Cycles within the graph are handled by either duplicating a node that
starts a cycle, or by drawing lines across the tree structure. Although
I can't distribute my software (IBM's rules), Gabe Robins at ISI devised
a similar browser that he sells for about $150. His browser is called
the "ISI Grapher," and it uses the same algorithm that I use.
I'm sorry that I can't include the algorithm here -- Gabe, on the other
hand, details the algorithm on pages 24 and 25 of the ISI Grapher
manual.
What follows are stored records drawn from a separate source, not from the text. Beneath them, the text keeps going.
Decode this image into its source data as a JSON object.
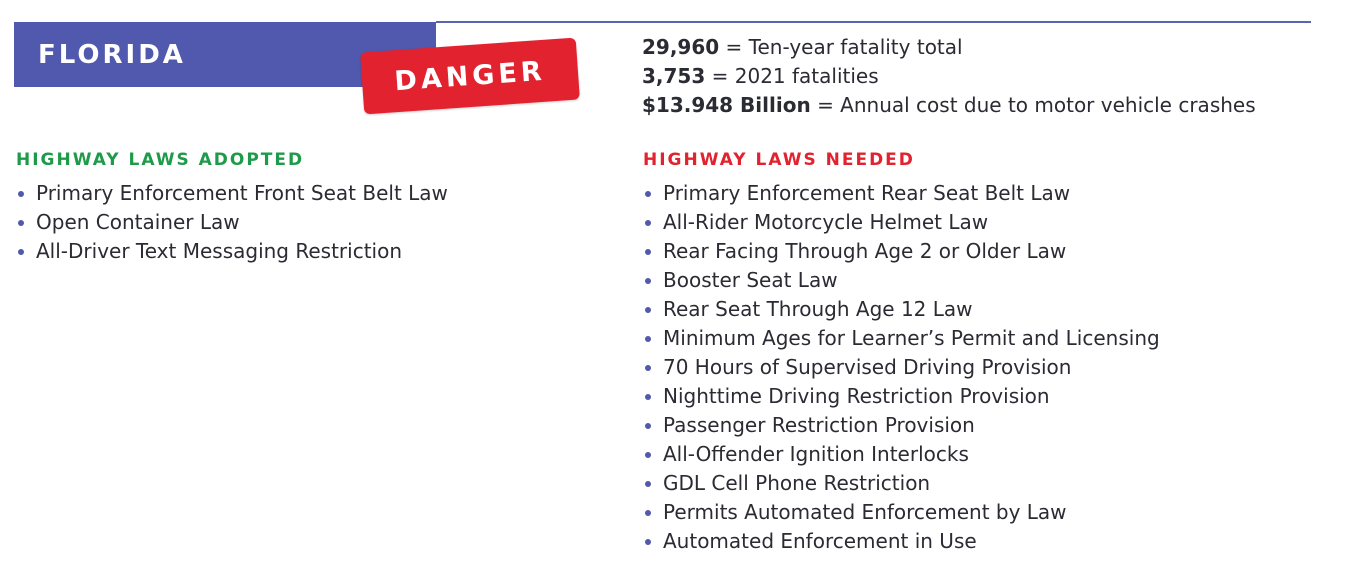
{
  "banner": {
    "state": "FLORIDA",
    "badge": "DANGER"
  },
  "colors": {
    "banner_blue": "#5059ad",
    "danger_red": "#e2222f",
    "adopted_green": "#1e9b4a",
    "bullet_blue": "#5059ad"
  },
  "stats": [
    {
      "value": "29,960",
      "label": "= Ten-year fatality total"
    },
    {
      "value": "3,753",
      "label": "= 2021 fatalities"
    },
    {
      "value": "$13.948 Billion",
      "label": "= Annual cost due to motor vehicle crashes"
    }
  ],
  "adopted": {
    "heading": "HIGHWAY LAWS ADOPTED",
    "items": [
      "Primary Enforcement Front Seat Belt Law",
      "Open Container Law",
      "All-Driver Text Messaging Restriction"
    ]
  },
  "needed": {
    "heading": "HIGHWAY LAWS NEEDED",
    "items": [
      "Primary Enforcement Rear Seat Belt Law",
      "All-Rider Motorcycle Helmet Law",
      "Rear Facing Through Age 2 or Older Law",
      "Booster Seat Law",
      "Rear Seat Through Age 12 Law",
      "Minimum Ages for Learner’s Permit and Licensing",
      "70 Hours of Supervised Driving Provision",
      "Nighttime Driving Restriction Provision",
      "Passenger Restriction Provision",
      "All-Offender Ignition Interlocks",
      "GDL Cell Phone Restriction",
      "Permits Automated Enforcement by Law",
      "Automated Enforcement in Use"
    ]
  }
}
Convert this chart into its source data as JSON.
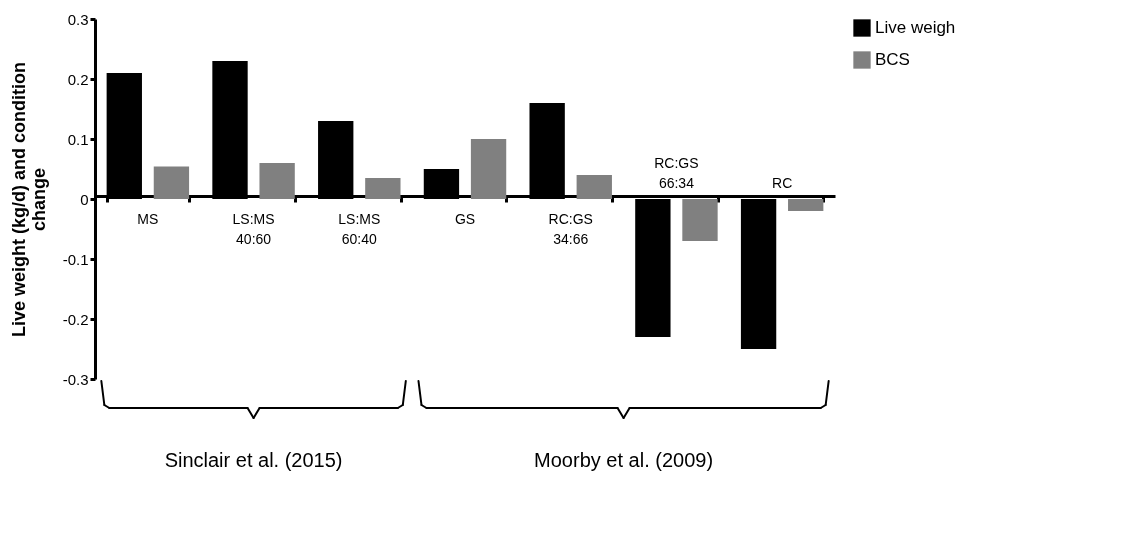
{
  "chart_data": {
    "type": "bar",
    "ylabel": "Live weight (kg/d)  and condition change",
    "categories": [
      "MS",
      "LS:MS 40:60",
      "LS:MS 60:40",
      "GS",
      "RC:GS 34:66",
      "RC:GS 66:34",
      "RC"
    ],
    "series": [
      {
        "name": "Live weigh",
        "color": "#000000",
        "values": [
          0.21,
          0.23,
          0.13,
          0.05,
          0.16,
          -0.23,
          -0.25
        ]
      },
      {
        "name": "BCS",
        "color": "#808080",
        "values": [
          0.054,
          0.06,
          0.035,
          0.1,
          0.04,
          -0.07,
          -0.02
        ]
      }
    ],
    "ylim": [
      -0.3,
      0.3
    ],
    "yticks": [
      -0.3,
      -0.2,
      -0.1,
      0,
      0.1,
      0.2,
      0.3
    ],
    "grid": false,
    "legend": "right",
    "annotations": [
      "Sinclair et al. (2015)",
      "Moorby et al. (2009)"
    ]
  }
}
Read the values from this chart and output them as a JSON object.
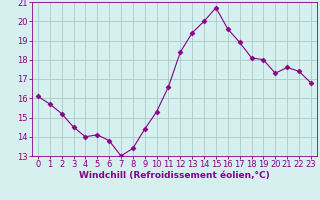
{
  "x": [
    0,
    1,
    2,
    3,
    4,
    5,
    6,
    7,
    8,
    9,
    10,
    11,
    12,
    13,
    14,
    15,
    16,
    17,
    18,
    19,
    20,
    21,
    22,
    23
  ],
  "y": [
    16.1,
    15.7,
    15.2,
    14.5,
    14.0,
    14.1,
    13.8,
    13.0,
    13.4,
    14.4,
    15.3,
    16.6,
    18.4,
    19.4,
    20.0,
    20.7,
    19.6,
    18.9,
    18.1,
    18.0,
    17.3,
    17.6,
    17.4,
    16.8
  ],
  "line_color": "#880088",
  "marker": "D",
  "marker_size": 2.5,
  "bg_color": "#d6f0f0",
  "grid_color": "#aacccc",
  "xlabel": "Windchill (Refroidissement éolien,°C)",
  "ylabel": "",
  "ylim": [
    13,
    21
  ],
  "xlim": [
    -0.5,
    23.5
  ],
  "yticks": [
    13,
    14,
    15,
    16,
    17,
    18,
    19,
    20,
    21
  ],
  "xticks": [
    0,
    1,
    2,
    3,
    4,
    5,
    6,
    7,
    8,
    9,
    10,
    11,
    12,
    13,
    14,
    15,
    16,
    17,
    18,
    19,
    20,
    21,
    22,
    23
  ],
  "tick_color": "#880088",
  "label_fontsize": 6.5,
  "tick_fontsize": 6
}
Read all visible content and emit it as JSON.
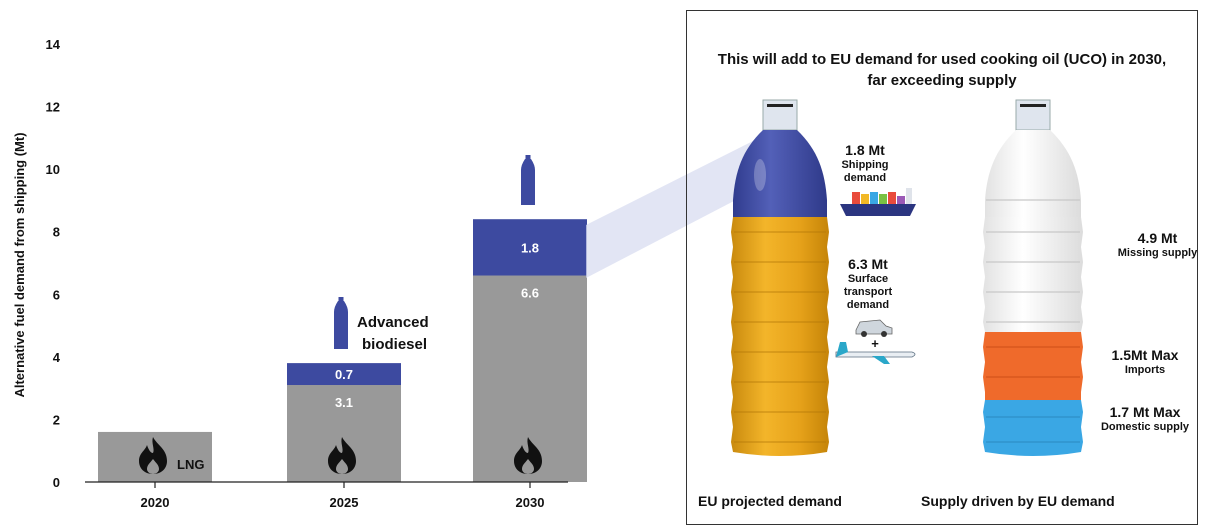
{
  "chart_data": {
    "type": "bar",
    "ylabel": "Alternative fuel demand from shipping (Mt)",
    "ylim": [
      0,
      14
    ],
    "yticks": [
      0,
      2,
      4,
      6,
      8,
      10,
      12,
      14
    ],
    "categories": [
      "2020",
      "2025",
      "2030"
    ],
    "series": [
      {
        "values": [
          1.6,
          3.1,
          6.6
        ],
        "labels": [
          "",
          "3.1",
          "6.6"
        ],
        "color": "#999999"
      },
      {
        "values": [
          0,
          0.7,
          1.8
        ],
        "labels": [
          "",
          "0.7",
          "1.8"
        ],
        "color": "#3d4aa0"
      }
    ],
    "annotations": {
      "lng_label": "LNG",
      "biodiesel_label_1": "Advanced",
      "biodiesel_label_2": "biodiesel"
    },
    "grid": false
  },
  "panel": {
    "title_line1": "This will add to EU demand for used cooking oil (UCO) in 2030,",
    "title_line2": "far exceeding supply",
    "left_bottle": {
      "shipping_value": "1.8 Mt",
      "shipping_label_1": "Shipping",
      "shipping_label_2": "demand",
      "surface_value": "6.3 Mt",
      "surface_label_1": "Surface",
      "surface_label_2": "transport",
      "surface_label_3": "demand",
      "plus": "+",
      "caption": "EU projected demand"
    },
    "right_bottle": {
      "missing_value": "4.9 Mt",
      "missing_label": "Missing supply",
      "imports_value": "1.5Mt Max",
      "imports_label": "Imports",
      "domestic_value": "1.7 Mt Max",
      "domestic_label": "Domestic supply",
      "caption": "Supply driven by EU demand"
    },
    "colors": {
      "blue": "#3d4aa0",
      "oil": "#e8a317",
      "orange": "#ef6a2b",
      "light_blue": "#3aa7e4",
      "gray": "#999999"
    }
  }
}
You can obtain the manual by writing to Gabe at
Information Sciences Institute
The Intelligent Systems Division
4676 Admiralty Way
Marina Del Rey, California 90292-6695
In your letter you also said that you wanted an algorithm that "should
strive to minimize edge crossings and edge lengths and also handle
manhattan routing." Such an "optimal layout" algorithm for an arbitrary
graph would probably take much more power than the Symbolics can offer.
You might have better luck devising a special-purpose algorithm for your
own directed graphs; most layout routines take advantage of some aspect
of the underlying graph structure. For example, I chose a tree layout
since my graphs have few cycles; that may or may not be useful to you.
If you have a highly interconnected graph, you might want to contact the
VLSI group at MIT and ask them about their layout algorithms.